Latino-American Muslims are not unanimous when commenting on the reception they receive from the American Muslim community. Juan Alvarado considers that Arab Muslims are surprised but pleasantly so. Some say that they are not regarded as “true Muslims” because they do not speak Arabic, the language of the Holy Qur’an. Be this as it may, Juan, like many new converts, takes Arabic courses Sunday mornings at the large mosque of New York. Others say that they are stereotyped by their reputation of being hot blooded, a characteristic not very compatible with Islam.

“What about salsa and merengue, Juan?” He answers with some pain: “I like music, enormously. I do believe that one has the right to listen, but as regards to the question of dancing, opinions do diverge. I am not sure that I have the right to dance with my wife , even at home.” How about pork?
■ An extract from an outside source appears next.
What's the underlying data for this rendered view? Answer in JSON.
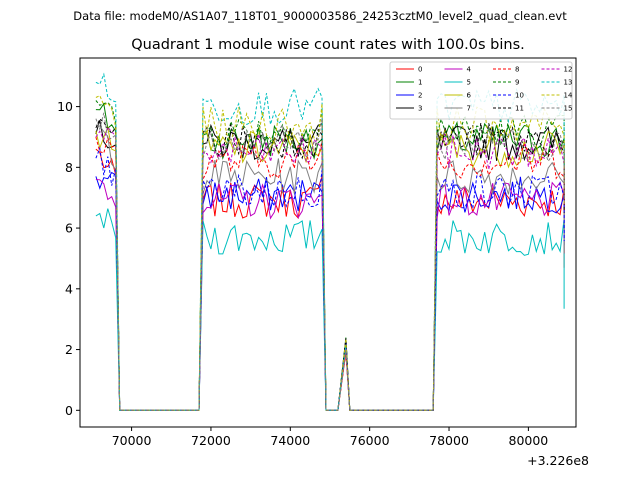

He painly answers: “When I smell a dish made with pork… I feel hungry!” he acknowledges, not without some guilt. In addition, he swears not to have eaten any for what seems like an eternity. A marriage bringing together Latino Americans and Islam can be difficult… and yet in some cases they are acceptable to their community. “Some say: you are not Puerto Rican if you do not eat pork,” deplores Ibrahim Gonzalez, one of the founders of Alianza Islamica. “Catholicism is so intermixed within the Hispanic culture and community that it is almost inseparable. Thus, converting to Islam is tantamount to stopping being Hispanic,” explains Samantha Sanchez, a Muslim woman who is working on a doctorate in cultural anthropology at New School University.

There are also certain families that break apart. There are parents who refuse to speak to their children. Juan Alvarado was lucky but he too had his share of tensions. His father initially did not accept the fact that Juan was abandoning “the religion of their ancestors.” His wife, a Catholic, would have liked to have been informed before their marriage if he intended to convert to Islam. He has endeavored to bring her to see Islam favorably, but he has no intention to force her to convert. How about their children? “We made an agreement,” he smiles. “When we have boys, I choose their names, and when we have girls, she chooses their names. Then came Yassou, born seven years ago, and small Jamil, born one year ago. Yassou already knows how to pray,” says Juan proudly.

This article has been translated from French.